Pour Alicia Knock, commissaire de l’exposition : « l’exposition donne à voir des généalogies méconnues de l’histoire de la figuration, de l’abstraction, de l’histoire post et décoloniale, qui sous-tendent pourtant les œuvres de nombreux artistes aujourd’hui. Beaucoup d’artistes se réfèrent également aujourd’hui au corpus émanant de la période des décolonisations, se revendiquant de figures comme Senghor, Fanon, Suzanne et Aimé Cesaire ou Édouard Glissant, naturellement visibles dans l’exposition. Le projet contextualise aussi des trajectoires d’artistes qui semblent familières aujourd’hui, mais qui se pratiquent depuis des décennies, comme le retour vers l’Afrique, que l’on observe dès les années 1970 chez des artistes comme les artistes martiniquais de l’école negro-caraïbe, ayant quitté la Martinique pour Nice puis Abidjan. C’est le cas de Serge Helenon, résidant aujourd’hui à Nice. »
Une soixantaine d’artistes sont exposés pour l’occasion, parmi lesquels nombre d’artistes caribéens : Wifredo Lam, Hervé Télémaque, Guido Llinas, José Castillo, Vicente Pimentel, Michel Rovelas, Frantz Absalon ou encore Sarah Maldoror (à laquelle une rétrospective est consacrée dans le cadre de l’exposition), illustrant comme précisé par Alicia Knock : « le parti adopté dans l’exposition est celui d’une forme cartographique et historiographique, afin de mettre en avant un grand nombre de plasticiens dont la présence à Paris a favorisé la naissance d’un internationalisme noir, largement occulté dans les récits d’histoire de l’art du 20e siècle ».
Outre les plasticiens, l’exposition scénographiée autour de thématiques comme le Paris panafricain, les Surréalismes afro-atlantiques, les Solidarités révolutionnaires, les Retours vers l’Afrique, Le Tout-Monde d’Édouard Glissant, explore au fil des 15 espaces les rôles prépondérants des artistes noirs parmi lesquels les positions prééminentes de figures de la littérature caribéenne. Ainsi, dans le Paris Panafricain : « Aimé et Suzanne Césaire contribuent dans la revue Tropiques à forger une identité martiniquaise libérée des stéréotypes « doudouistes ». Les écrivains haïtiens René Depestre et Jacques Stephen Alexis définissent un réalisme merveilleux au-delà des principes de l’art « spontané » haïtien (…) Une conscience internationale noire s’y forge autour des penseurs de la négritude comme les poètes Léopold Sédar Senghor ou Léon-Gontran Damas, et d’artistes modernes ». Plus loin, le visiteur découvrira les Surréalismes afro-atlantiques où « dans les années 1940-1950 à Paris, le surréalisme s’enrichit d’un vocabulaire afro-atlantique influencé par les échanges historiques et culturels entre l’Afrique et les Amériques.

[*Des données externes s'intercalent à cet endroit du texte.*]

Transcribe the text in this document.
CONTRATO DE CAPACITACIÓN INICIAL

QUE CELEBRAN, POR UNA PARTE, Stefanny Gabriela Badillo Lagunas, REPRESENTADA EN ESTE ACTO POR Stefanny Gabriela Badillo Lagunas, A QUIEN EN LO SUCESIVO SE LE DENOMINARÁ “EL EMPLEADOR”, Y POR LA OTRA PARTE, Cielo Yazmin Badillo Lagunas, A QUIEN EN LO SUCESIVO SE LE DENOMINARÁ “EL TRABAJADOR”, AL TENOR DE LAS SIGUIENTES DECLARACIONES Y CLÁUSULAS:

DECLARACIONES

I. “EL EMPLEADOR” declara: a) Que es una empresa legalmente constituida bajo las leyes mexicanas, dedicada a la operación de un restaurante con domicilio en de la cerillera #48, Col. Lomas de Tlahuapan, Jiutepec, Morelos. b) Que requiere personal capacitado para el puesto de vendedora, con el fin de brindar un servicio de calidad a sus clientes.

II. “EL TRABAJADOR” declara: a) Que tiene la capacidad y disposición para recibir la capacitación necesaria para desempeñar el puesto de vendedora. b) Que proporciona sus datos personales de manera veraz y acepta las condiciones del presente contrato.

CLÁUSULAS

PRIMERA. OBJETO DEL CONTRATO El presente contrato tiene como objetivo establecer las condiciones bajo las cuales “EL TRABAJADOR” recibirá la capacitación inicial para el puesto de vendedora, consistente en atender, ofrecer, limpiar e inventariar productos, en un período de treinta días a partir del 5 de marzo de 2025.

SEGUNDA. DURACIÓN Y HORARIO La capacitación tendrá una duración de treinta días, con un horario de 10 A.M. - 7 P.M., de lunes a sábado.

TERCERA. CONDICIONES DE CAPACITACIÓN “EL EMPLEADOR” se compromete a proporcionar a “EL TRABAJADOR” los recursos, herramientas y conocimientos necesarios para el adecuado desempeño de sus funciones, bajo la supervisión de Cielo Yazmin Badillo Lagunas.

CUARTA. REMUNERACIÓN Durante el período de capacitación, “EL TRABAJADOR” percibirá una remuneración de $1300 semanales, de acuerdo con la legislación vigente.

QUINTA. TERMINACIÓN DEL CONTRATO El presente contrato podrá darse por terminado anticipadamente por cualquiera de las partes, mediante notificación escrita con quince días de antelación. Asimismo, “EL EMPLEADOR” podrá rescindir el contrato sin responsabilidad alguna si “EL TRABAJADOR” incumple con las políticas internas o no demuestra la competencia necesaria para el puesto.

Wifredo Lam, artiste cubain, en est la figure centrale après des voyages à Cuba, en Martinique et en Haïti. Sa rencontre avec le poète Aimé Césaire influence profondément sa vision du surréalisme, qu’il transforme en outil politique et poétique ».
Paris noir – Circulations artistiques et luttes anticoloniales, 1950 – 2000
Paris noir est une plongée vibrante dans un Paris cosmopolite, lieu de résistance et de création, qui a donné naissance à une grande variété de pratiques, allant de la prise de conscience identitaire à la recherche de langages plastiques transculturels. Des abstractions internationales aux abstractions afro-atlantiques, en passant par le surréalisme et la figuration libre, cette traversée historique dévoile l’importance des artistes afro-descendants dans la redéfinition des modernismes et post-modernismes.
Quatre installations produites spécifiquement pour « Paris noir » par Valérie John, Nathalie Leroy-Fiévée, Jay Ramier et Shuck One, rythment le parcours en portant des regards contemporains sur cette mémoire. Au centre de l’exposition, une matrice circulaire reprend le motif de l’Atlantique noir, océan devenu disque, métonymie de la Caraïbe et du « Tout-Monde », selon la formule du poète martiniquais, Édouard Glissant comme métaphore de l’espace parisien. Attentive aux circulations, aux réseaux comme aux liens d’amitié, l’exposition prend la forme d’une cartographie vivante et souvent inédite de Paris.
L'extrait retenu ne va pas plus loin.